Another area of concern, but separate from the current focus on running stats over benchmarking scores, is helping users improve their eval and test set validity. Benchmark validity testing could use diagnostic tools from Item Response Theory, to converge on a smaller, higher-quality item set where every item is valuable (e.g., see Fluid Benchmarking). For each item in a set, know:
   - Difficulty: What proportion of model/prompt variants get this right? Near-zero items either have bad reference answers, are genuinely unanswerable, or represent a capability so far out of range it's not discriminating anything useful. Near-ceiling items inflate scores without adding signal.
   - Discrimination: Does performance on this item correlate with performance on the rest of the eval? A good item should be passed by models that do well overall and failed by models that do poorly. Low or negative discrimination is a red flag. Negative discrimination especially suggests the item may be flawed, ambiguous, or testing something orthogonal.

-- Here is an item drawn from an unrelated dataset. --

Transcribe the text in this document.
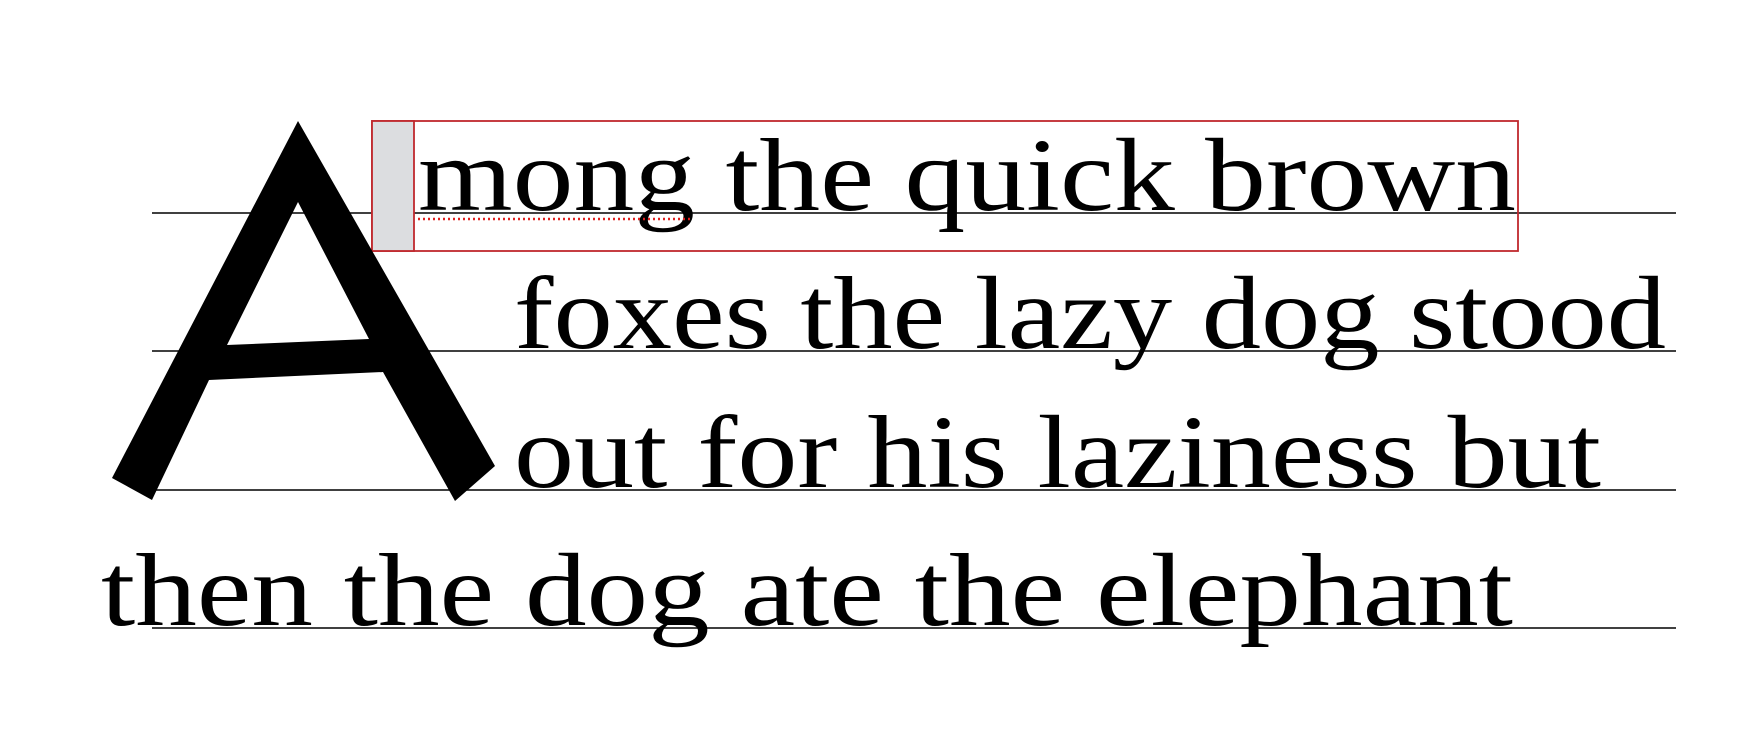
mong the quick brown
foxes the lazy dog stood
out for his laziness but
then the dog ate the elephant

More practically speaking, we could:
 - Flag always-pass and always-fail items for removal or replacement. Replace them with items at a similar difficulty level to what the user intended but with better discriminating power.
 - Flag negative-discrimination items for inspection. These usually have one of a few problems: ambiguous wording where reasonable models disagree on interpretation, a flawed reference answer, or the item is actually measuring a different construct than the rest of the eval. Decide whether to fix or drop.
 - Cluster items by similarity, either by topic or by response pattern (items that all the same models pass/fail together). Prune to the most discriminating items in each cluster. After pruning, look for construct areas that lost too many items: the user may need to write better items for that region rather than leaving it underrepresented.
 - Benchmark distillation: Using an IRT-style approach similar to Fluid Benchmarking to find the most informative subset of eval items, and removing less informative ones. Could offer multiple methods for this, and simulations showing how they perform. E.g.: 
    - ```
        Full benchmark: 1200 items
        Distilled benchmark: 35 items
        Token savings: 96%
        Rank correlation: 0.94
      ```
 - Target a difficulty distribution: a well-designed benchmark has items spread across the difficulty range, with more items in the middle (where models are actually differentiated) than at the extremes. If the user's distribution is skewed too easy or hard, help them write targeted items to fill gaps.

## Development

For package build, release validation, and maintainer workflows, see [DEVELOPMENT.md](DEVELOPMENT.md).

## License

This repository uses two licenses:

- **`evalstats` package** (everything outside `website/`) — [MIT](LICENSE).
- **Stats for Evals Website** (everything in `website/`) — [CC BY-NC-ND 4.0](website/LICENSE). You may share it with attribution non-commercially, but commercial use and derivative works are not permitted.